Director: Hemchandra Chunder; Writer: Binoy Chatterjee; Cinematographer: Sudhin Majumdar; Editor: Subodh Mitter; Cast: K.L. Saigal, Sumitra Devi, Nawab, Akhtar Jehan, Chandavati Debi, Debi Mukherjee, Suktidhara, Tandon, Hiralal, Shore, Rajlaxmi, Tulsi Chakravarty, Master Minoo
Duration: 01:58:18; Aspect Ratio: 1.333:1; Saturation: 0.002; Lightness: 0.101; Volume: 0.209; Cuts per Minute: 8.858
Summary: Poor but upright schoolteacher Ramesh (Saigal) adores his adolescent sister Bimala (Akhtar Jehan). He falls in love with Krishna (Sumitra Devi), the village zamindar’s daughter, but he declines to marry her when the zamindar insists that they live in the village. Ramesh moves to Calcutta which is under attack by the Japanese (the time is WW2). There he becomes a singer in the Great Metropolitan Theatre company and its female star Miss Rekha (Chandrabati Devi) falls for him. This is one of Saigal’s more technically sophisticated movies at New Theatres and includes some quasi- documentary scenes (e.g. about a blood donation programme) showing life under the bombardment, and the shots showing the theatre devastated by an air raid.
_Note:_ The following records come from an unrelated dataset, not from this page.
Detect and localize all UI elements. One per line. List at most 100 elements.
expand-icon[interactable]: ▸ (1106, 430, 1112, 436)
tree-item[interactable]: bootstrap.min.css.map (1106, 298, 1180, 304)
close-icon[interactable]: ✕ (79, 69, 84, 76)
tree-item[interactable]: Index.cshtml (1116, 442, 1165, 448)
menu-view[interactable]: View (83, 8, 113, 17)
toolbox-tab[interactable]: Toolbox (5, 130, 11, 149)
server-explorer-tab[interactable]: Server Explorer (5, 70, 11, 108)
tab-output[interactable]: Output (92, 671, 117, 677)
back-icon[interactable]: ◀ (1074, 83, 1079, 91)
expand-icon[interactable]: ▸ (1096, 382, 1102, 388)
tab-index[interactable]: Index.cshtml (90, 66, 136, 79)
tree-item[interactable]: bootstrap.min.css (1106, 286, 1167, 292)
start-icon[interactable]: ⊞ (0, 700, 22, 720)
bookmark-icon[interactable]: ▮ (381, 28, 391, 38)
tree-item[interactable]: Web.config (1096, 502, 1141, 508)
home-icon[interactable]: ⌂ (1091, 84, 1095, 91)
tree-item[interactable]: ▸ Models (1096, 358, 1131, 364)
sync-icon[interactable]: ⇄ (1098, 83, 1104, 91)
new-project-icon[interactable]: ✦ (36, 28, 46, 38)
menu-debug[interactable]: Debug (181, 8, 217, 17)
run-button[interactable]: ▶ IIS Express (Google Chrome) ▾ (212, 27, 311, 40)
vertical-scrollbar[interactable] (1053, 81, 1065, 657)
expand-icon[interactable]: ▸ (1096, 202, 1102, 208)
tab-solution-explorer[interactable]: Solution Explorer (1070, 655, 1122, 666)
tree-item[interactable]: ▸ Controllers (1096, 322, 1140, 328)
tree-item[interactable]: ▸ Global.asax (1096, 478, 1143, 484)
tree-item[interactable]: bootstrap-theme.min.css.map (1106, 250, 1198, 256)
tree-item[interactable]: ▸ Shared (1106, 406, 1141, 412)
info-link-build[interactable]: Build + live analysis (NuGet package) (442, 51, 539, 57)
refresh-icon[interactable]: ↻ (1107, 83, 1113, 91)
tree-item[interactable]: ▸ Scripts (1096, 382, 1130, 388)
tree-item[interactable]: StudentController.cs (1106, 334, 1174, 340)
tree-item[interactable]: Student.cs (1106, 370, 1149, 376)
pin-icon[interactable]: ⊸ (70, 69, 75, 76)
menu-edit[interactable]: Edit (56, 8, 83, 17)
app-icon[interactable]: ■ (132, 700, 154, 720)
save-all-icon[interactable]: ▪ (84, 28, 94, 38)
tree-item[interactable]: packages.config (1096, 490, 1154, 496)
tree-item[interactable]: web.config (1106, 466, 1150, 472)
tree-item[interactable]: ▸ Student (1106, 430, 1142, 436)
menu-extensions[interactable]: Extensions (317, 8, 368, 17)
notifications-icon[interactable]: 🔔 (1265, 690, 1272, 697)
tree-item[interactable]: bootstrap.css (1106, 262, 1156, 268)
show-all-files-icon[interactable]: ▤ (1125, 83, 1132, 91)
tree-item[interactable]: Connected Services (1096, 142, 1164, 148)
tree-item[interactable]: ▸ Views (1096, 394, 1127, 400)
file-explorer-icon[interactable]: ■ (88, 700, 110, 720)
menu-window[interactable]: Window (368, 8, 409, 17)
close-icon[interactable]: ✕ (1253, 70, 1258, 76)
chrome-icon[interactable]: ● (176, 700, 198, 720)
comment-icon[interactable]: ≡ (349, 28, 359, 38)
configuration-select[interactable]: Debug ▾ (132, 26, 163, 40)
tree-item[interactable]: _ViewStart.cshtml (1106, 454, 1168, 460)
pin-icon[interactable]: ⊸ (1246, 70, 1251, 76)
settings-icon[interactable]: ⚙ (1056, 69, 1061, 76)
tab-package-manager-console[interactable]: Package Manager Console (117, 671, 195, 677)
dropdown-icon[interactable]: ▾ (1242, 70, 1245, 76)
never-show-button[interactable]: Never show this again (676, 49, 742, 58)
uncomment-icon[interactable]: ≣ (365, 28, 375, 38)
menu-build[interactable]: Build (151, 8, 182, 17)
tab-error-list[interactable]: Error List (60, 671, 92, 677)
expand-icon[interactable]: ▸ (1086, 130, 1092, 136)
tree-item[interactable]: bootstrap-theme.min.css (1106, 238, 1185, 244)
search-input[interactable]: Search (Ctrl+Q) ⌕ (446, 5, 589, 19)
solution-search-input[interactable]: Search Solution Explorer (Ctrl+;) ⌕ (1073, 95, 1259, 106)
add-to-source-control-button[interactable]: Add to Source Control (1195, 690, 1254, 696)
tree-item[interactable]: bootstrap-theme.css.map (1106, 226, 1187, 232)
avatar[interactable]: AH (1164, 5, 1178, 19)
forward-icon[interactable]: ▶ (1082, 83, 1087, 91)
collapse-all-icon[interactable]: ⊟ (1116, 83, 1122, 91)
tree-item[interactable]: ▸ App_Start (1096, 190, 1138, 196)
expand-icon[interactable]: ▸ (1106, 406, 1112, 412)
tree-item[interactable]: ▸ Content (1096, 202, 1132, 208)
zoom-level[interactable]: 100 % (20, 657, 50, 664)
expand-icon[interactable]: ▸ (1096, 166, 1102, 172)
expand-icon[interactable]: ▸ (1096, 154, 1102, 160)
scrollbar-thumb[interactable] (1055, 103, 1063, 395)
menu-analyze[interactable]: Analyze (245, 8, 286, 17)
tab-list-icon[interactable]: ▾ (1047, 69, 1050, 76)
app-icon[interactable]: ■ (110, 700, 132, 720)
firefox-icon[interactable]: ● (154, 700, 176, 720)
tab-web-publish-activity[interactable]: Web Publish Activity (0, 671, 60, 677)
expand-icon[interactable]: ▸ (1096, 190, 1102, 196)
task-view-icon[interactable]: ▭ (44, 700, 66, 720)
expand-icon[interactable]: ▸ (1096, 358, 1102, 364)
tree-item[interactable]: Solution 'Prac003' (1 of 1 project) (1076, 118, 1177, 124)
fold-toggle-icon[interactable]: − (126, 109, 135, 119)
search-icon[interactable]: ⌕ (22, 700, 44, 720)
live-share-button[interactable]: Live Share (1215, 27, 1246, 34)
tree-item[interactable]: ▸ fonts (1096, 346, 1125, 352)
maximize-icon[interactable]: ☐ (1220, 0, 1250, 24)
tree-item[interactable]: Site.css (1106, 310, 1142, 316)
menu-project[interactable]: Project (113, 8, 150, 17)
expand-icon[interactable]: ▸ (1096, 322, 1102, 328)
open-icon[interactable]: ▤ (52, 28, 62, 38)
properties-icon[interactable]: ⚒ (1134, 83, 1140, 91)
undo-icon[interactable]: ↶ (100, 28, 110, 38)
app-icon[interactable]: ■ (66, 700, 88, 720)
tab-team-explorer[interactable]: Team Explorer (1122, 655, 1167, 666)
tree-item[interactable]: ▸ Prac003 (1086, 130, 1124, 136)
Ramesh is injured during the attack and is hospitalised. His beloved sister leaves him. The film intercuts his angst-ridden condition while Rekha dies in the same hospital, unbeknown to Ramesh. The film passes an unusually harsh judgement on Rekha, notwithstanding the convention of damning ‘liberated’ women in the Indian cinema of the time. Like all Saigal films, it relies heavily on his songs, e.g. Do naina matware, Chupo na, o pyari sajaniya (when Saigal serenades Krishna’s father, thinking him to be Krishna) and Ai qatib-e-taqdeer mujhe itna bata de. Composer Mullick later re-recorded these songs in his own voice for an independent album.